Frank Finlay (Count Dracula, 1977)
Tracking Louis Jourdan's Dracula in a BBC-TV production, Finlay gives the closest reading of the role to Stoker's text - as a doddering little old Dutchman with reserves of spiritual strength and arcane knowledge.
Laurence Olivier (Dracula, 1979)
Olivier battled Frank Langella's Dracula with one of his patent accents. In line with the prevailing cynicism of the Seventies, he gets stuck with his own stake.
Anthony Hopkins (Bram Stoker's Dracula, 1992)
In Coppola's hash of things, Hopkins plays Van Helsing as a scar-faced maniac, ranting at his associates and carrying severed vampire heads by their hair. People made fun of Keanu Reeves's English accent but Hopkins's Dutch - and Gary Oldman's Romanian - are equally strangled.

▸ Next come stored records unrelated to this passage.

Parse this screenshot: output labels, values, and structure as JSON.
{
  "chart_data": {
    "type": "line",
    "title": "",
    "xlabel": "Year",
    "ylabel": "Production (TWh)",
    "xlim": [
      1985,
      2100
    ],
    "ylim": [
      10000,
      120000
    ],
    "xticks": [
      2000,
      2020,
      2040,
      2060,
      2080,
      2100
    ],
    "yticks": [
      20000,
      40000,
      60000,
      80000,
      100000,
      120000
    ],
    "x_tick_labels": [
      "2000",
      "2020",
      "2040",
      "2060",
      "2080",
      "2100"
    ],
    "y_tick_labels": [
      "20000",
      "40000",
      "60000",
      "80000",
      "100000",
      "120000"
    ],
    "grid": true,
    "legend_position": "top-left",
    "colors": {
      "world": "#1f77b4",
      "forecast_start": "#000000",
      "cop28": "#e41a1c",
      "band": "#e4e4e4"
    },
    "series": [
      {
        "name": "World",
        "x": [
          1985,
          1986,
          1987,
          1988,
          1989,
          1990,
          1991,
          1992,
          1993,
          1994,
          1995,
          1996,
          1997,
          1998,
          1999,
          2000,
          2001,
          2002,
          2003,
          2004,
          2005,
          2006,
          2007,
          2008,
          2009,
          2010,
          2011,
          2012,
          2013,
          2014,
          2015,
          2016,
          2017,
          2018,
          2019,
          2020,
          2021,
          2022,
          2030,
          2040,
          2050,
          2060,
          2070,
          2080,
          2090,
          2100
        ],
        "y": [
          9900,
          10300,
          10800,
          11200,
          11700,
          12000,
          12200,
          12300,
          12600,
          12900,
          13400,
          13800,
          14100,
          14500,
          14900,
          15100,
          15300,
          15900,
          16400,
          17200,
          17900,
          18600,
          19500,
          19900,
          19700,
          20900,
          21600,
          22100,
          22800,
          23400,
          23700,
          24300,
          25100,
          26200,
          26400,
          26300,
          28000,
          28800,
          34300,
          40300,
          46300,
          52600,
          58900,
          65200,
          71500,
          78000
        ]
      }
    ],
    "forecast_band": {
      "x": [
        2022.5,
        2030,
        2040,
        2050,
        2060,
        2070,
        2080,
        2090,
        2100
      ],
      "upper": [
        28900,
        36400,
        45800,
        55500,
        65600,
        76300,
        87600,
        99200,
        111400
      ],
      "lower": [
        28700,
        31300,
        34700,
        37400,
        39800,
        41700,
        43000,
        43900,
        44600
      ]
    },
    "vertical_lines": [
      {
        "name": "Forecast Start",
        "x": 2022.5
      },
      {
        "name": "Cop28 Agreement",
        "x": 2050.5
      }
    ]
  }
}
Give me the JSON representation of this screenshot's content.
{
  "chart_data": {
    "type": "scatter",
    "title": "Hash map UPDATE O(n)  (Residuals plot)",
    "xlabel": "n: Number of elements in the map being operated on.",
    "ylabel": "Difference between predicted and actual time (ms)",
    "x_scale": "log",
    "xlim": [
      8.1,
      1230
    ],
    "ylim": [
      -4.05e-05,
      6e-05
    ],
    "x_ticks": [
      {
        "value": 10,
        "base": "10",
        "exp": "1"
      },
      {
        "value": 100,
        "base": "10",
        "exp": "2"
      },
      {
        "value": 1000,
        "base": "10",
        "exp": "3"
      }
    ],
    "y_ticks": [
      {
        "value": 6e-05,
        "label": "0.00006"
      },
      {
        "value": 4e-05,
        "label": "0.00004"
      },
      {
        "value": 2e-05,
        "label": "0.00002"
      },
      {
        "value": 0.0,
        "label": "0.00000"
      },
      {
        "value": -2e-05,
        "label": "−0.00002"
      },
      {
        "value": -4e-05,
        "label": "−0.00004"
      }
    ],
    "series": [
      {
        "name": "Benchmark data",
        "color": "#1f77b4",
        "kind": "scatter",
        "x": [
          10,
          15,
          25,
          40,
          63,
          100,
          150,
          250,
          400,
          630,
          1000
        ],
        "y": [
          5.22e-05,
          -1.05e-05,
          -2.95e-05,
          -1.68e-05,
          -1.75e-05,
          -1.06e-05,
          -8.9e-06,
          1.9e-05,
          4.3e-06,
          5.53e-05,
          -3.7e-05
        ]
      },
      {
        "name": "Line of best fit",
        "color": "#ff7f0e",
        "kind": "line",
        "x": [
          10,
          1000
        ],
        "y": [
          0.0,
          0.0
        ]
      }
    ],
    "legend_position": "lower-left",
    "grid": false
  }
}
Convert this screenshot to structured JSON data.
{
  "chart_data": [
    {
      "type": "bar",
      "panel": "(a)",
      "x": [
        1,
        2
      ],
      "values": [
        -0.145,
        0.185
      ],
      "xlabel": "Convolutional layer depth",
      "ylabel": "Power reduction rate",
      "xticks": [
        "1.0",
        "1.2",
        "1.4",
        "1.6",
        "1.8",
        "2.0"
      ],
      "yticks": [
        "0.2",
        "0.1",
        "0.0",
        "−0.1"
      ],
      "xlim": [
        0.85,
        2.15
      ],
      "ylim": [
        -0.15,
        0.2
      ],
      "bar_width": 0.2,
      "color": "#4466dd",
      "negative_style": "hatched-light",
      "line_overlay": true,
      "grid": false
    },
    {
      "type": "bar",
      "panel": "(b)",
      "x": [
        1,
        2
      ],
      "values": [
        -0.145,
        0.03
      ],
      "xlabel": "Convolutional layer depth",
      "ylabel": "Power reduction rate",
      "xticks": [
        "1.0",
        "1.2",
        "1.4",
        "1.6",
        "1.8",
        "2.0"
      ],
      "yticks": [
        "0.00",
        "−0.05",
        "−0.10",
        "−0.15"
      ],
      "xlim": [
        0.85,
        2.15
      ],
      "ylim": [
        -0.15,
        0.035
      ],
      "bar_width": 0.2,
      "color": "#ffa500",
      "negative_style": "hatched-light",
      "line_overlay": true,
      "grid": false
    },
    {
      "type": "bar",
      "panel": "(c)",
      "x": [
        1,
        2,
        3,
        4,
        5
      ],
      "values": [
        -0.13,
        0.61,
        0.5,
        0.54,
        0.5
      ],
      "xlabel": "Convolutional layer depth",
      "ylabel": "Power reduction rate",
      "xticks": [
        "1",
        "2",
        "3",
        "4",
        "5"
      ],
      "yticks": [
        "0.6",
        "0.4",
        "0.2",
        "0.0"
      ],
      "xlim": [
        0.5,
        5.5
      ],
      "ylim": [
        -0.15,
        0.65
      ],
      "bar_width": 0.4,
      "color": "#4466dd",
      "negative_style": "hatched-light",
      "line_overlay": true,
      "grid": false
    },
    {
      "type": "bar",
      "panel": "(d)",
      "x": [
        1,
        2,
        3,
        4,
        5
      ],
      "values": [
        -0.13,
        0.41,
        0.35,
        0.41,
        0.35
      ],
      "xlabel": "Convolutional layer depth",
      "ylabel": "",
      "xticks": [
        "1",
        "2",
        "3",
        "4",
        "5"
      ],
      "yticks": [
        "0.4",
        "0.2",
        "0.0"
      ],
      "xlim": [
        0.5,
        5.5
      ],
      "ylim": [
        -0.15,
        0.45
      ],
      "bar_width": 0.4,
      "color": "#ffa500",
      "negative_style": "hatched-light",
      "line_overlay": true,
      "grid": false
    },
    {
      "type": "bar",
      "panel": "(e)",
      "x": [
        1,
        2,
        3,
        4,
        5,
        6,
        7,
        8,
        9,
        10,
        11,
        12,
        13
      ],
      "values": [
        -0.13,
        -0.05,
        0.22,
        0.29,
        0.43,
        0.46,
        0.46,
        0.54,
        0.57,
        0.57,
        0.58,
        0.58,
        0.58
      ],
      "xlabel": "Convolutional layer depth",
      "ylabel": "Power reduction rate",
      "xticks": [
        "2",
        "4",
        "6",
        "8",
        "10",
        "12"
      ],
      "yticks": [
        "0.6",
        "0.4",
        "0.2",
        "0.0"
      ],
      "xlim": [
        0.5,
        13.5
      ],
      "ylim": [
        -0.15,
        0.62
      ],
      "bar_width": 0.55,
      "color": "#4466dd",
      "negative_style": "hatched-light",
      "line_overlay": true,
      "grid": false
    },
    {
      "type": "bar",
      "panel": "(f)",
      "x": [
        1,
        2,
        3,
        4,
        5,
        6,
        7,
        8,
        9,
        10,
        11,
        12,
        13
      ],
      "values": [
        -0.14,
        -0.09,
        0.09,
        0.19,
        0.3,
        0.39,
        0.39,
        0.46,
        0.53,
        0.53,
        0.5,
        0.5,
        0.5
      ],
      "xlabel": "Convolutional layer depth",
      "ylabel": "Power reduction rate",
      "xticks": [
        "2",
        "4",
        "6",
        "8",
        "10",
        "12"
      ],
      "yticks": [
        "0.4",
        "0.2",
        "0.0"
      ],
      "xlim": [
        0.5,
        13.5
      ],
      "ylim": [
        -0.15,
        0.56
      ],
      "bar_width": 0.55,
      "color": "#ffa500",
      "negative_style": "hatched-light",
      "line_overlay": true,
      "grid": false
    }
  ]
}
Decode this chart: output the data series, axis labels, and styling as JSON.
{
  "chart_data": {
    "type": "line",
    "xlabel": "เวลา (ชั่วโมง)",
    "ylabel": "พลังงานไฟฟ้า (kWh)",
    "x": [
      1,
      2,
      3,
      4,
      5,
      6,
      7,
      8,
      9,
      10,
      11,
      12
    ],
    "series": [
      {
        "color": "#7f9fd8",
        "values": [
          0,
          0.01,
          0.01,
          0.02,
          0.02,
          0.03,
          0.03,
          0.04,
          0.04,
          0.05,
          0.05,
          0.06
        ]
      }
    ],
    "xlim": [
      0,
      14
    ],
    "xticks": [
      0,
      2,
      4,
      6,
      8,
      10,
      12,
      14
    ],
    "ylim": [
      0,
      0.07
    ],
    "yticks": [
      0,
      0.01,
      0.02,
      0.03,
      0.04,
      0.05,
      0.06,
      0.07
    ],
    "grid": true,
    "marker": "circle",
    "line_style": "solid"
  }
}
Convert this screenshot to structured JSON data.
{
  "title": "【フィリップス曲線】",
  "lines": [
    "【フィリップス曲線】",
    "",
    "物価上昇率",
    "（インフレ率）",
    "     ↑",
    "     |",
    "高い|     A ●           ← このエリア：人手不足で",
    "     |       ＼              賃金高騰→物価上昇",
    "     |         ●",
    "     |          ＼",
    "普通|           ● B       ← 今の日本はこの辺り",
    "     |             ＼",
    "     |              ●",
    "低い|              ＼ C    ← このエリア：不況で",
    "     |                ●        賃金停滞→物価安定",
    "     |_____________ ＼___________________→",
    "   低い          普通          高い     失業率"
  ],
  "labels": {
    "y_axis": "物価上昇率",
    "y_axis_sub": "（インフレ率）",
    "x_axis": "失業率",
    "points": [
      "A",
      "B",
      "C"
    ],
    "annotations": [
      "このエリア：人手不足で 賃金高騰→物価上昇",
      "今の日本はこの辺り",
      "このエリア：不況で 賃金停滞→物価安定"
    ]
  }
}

Hugh Jackman (Van Helsing, 2004)
An in-name-only Van Helsing (below) who wouldn't last two minutes with Cushing. A franchise was mooted but no sequels yet.
Also-rans: Christopher Plummer (Dracula 2000, 2000), Herbert Lom (Count Dracula, 1971), Peter Fonda (Nadja, 1994), David Carradine (The Last Sect, 2006), Jack Gwillim (The Monster Squad, 1987), Rod Steiger (Revenant, 1998), Reggie Nalder (Dracula Sucks, 1979), Richard Benjamin (Love at First Bite, 1979), David Suchet (Dracula, 2006), Nigel Davenport (Dracula, 1973).